Comparing the two companies' financial results, though, shows just how much Wall Street is investing in growth and potential — Facebook — versus existing size and might — Wal-Mart. In the first three months of this year, Facebook's total revenue of $3.54 billion amounted to just a little more than Wal-Mart's total profit for its fiscal first quarter of $3.34 billion. But while Facebook saw revenue grow 42 percent in the same period, Wal-Mart's declined slightly.

That said, none of the nine companies that follow Apple in the top 10 come even close to the mighty iPhone and Mac maker, whose market capitalization is about $735 billion.


3 Bumpy ride for Brazil’s bio-fuel business (Daniel Gallas on BBC) In the last three years, low petrol prices in Brazil have plunged Brazil’s bio-fuel business into a crisis. Brazil is known for having one of the world's most advanced green transport programmes. It has the world's largest fleet of flex-fuel cars. In the past decade, much of its economy embraced sugarcane-based ethanol as an energy source.
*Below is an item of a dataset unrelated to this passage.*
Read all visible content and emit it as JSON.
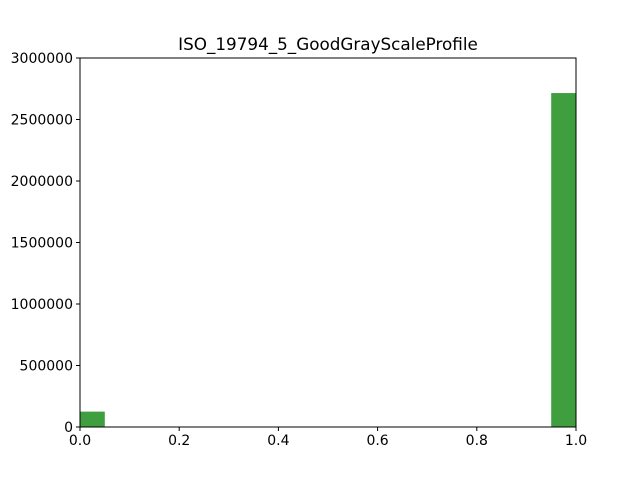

It is widely available in gas stations across the country. The majority of new cars are able to run on either petrol or sugarcane-based ethanol. But in recent years, as Brazil's economy slowed down, ethanol was one of the hardest hit sectors. While oil prices were high globally, petrol was kept artificially cheap for consumers in Brazil by the state run oil company Petrobras.

Fossil fuels received incentives, as Brazil's government moved to tackle another issue: inflation. Paulo Furquim de Azevedo, an Economics professor at Sao Paulo's Insper business school, says Brazil's government did not act deliberately to hurt its ethanol industry, but its economic policy ended up damaging the sector. "The government did whatever it could to decrease the price of gasoline, which is very important in its inflation index."

This policy plunged the town of Sertaozinho into its worst crisis in 30 years. Three out of seven major biofuel plants went bankrupt and now once again the town's producers are having to change tack. Top biofuel producers have started investing in food again. Building biofuel-based power plants is also in decline.

But perhaps local producers have more to look forward to in the coming months. Brazil has overhauled its economic policy again this year, and ethanol is once again a priority. The mandatory mix of ethanol in petrol has increased - from 25% to 27.5%, and the levy on fossil fuel has been reinstated. More importantly, subsidies to petrol have been terminated. Government incentives and Brazil's weak currency are helping to keep ethanol more competitive than petrol. And ethanol sales are up again this year.